The photos by Boris Becker that have been reproduced in the print edition of this magazine, on the other hand, move in the opposite direction, in that they do not reduce the existing traces of Lawrence of Arabia to a ready-made idea, or to the expectation prompted by the Lawrence legend; rather, they return to them a kind of speechlessness and openness of interpretation. Just as Lawrence the reluctant hero withdrew from the public and its over-hasty interpretation of his character, these photographs withdraw from prior expectation.
However, that which was tragic for T. E. Lawrence the man, namely the fact that his resistance provoked many rumours, comes across in Boris Becker's Lawrence photos as the strength of not establishing a specific interpretation; a state of affairs which allows beholders to arrive at their own interpretations without prescribing these from the word go. As accurate and virtually objective as they seem, the photos decline to tell us anything binding about the object of the image. Instead of relieving us of the task of interpretation, they challenge us to interpret.

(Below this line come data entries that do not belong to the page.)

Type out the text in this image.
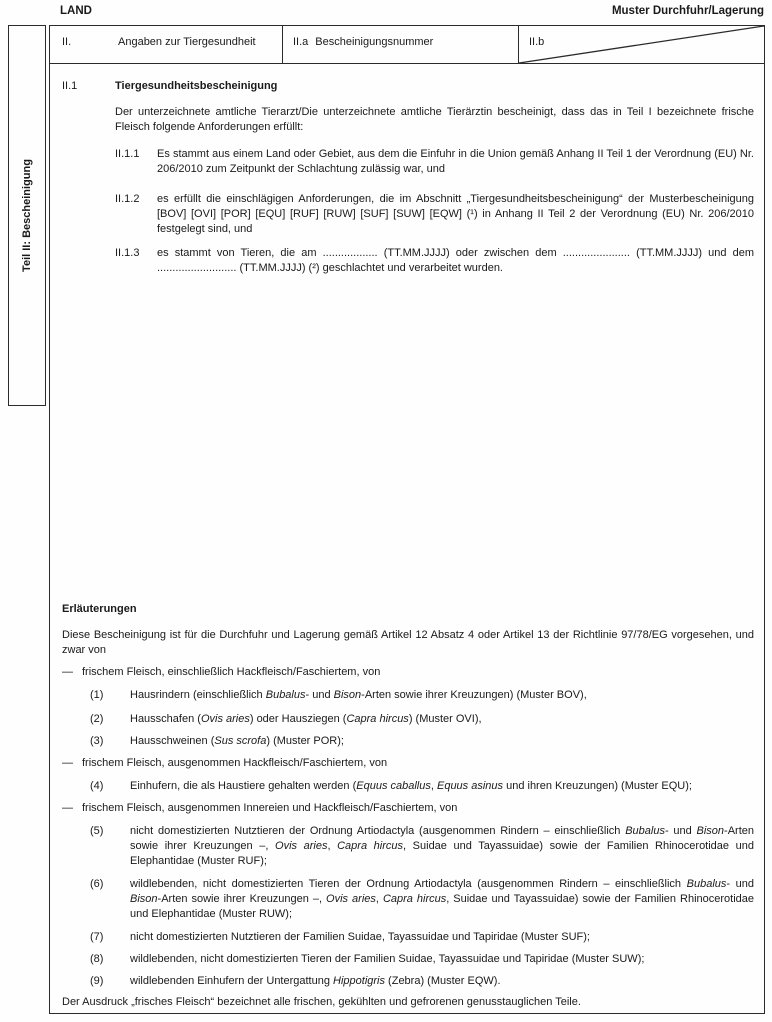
LAND	Muster Durchfuhr/Lagerung
Teil II: Bescheinigung
II.	Angaben zur Tiergesundheit	II.a Bescheinigungsnummer	II.b
II.1	Tiergesundheitsbescheinigung

Der unterzeichnete amtliche Tierarzt/Die unterzeichnete amtliche Tierärztin bescheinigt, dass das in Teil I bezeichnete frische Fleisch folgende Anforderungen erfüllt:

II.1.1	Es stammt aus einem Land oder Gebiet, aus dem die Einfuhr in die Union gemäß Anhang II Teil 1 der Verordnung (EU) Nr. 206/2010 zum Zeitpunkt der Schlachtung zulässig war, und
II.1.2	es erfüllt die einschlägigen Anforderungen, die im Abschnitt „Tiergesundheitsbescheinigung“ der Musterbescheinigung [BOV] [OVI] [POR] [EQU] [RUF] [RUW] [SUF] [SUW] [EQW] (¹) in Anhang II Teil 2 der Verordnung (EU) Nr. 206/2010 festgelegt sind, und
II.1.3	es stammt von Tieren, die am .................. (TT.MM.JJJJ) oder zwischen dem ...................... (TT.MM.JJJJ) und dem .......................... (TT.MM.JJJJ) (²) geschlachtet und verarbeitet wurden.
Erläuterungen

Diese Bescheinigung ist für die Durchfuhr und Lagerung gemäß Artikel 12 Absatz 4 oder Artikel 13 der Richtlinie 97/78/EG vorgesehen, und zwar von

— frischem Fleisch, einschließlich Hackfleisch/Faschiertem, von
(1)	Hausrindern (einschließlich Bubalus- und Bison-Arten sowie ihrer Kreuzungen) (Muster BOV),
(2)	Hausschafen (Ovis aries) oder Hausziegen (Capra hircus) (Muster OVI),
(3)	Hausschweinen (Sus scrofa) (Muster POR);
— frischem Fleisch, ausgenommen Hackfleisch/Faschiertem, von
(4)	Einhufern, die als Haustiere gehalten werden (Equus caballus, Equus asinus und ihren Kreuzungen) (Muster EQU);
— frischem Fleisch, ausgenommen Innereien und Hackfleisch/Faschiertem, von
(5)	nicht domestizierten Nutztieren der Ordnung Artiodactyla (ausgenommen Rindern – einschließlich Bubalus- und Bison-Arten sowie ihrer Kreuzungen –, Ovis aries, Capra hircus, Suidae und Tayassuidae) sowie der Familien Rhinocerotidae und Elephantidae (Muster RUF);
(6)	wildlebenden, nicht domestizierten Tieren der Ordnung Artiodactyla (ausgenommen Rindern – einschließlich Bubalus- und Bison-Arten sowie ihrer Kreuzungen –, Ovis aries, Capra hircus, Suidae und Tayassuidae) sowie der Familien Rhinocerotidae und Elephantidae (Muster RUW);
(7)	nicht domestizierten Nutztieren der Familien Suidae, Tayassuidae und Tapiridae (Muster SUF);
(8)	wildlebenden, nicht domestizierten Tieren der Familien Suidae, Tayassuidae und Tapiridae (Muster SUW);
(9)	wildlebenden Einhufern der Untergattung Hippotigris (Zebra) (Muster EQW).

Der Ausdruck „frisches Fleisch“ bezeichnet alle frischen, gekühlten und gefrorenen genusstauglichen Teile.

I believe that T. E. Lawrence would have found himself in these photos, simply because he is not to be seen in any of them. Perhaps, however, it is possible to put this more accurately: he has disappeared from the images, but like all things that have disappeared he is somehow still present, though invisible, as the missing element. The present absence of Lawrence in these pictures fulfils, in a contemporarily enlightened manner, an old hope from the early days of photography, namely that photographs might make visible the spirits of the dead.
Stefan Weidner
© Goethe-Institut / Fikrun wa Fann 2011
Stefan Weidner (b. 1967) lives and works as an author, translator of Arabic, and literary critic in Cologne and Berlin. His book publications include the 'narrated essay' Mohammedanische Versuchungen [Mohammadan Temptation], the travel report Fes (including 21 photographs taken by the author), and the intentionally controversial Manual für den Kampf der Kulturen. Warum der Islam eine Herausforderung ist [Manual for the Clash of Civilisations: Why Islam Is a Challenge].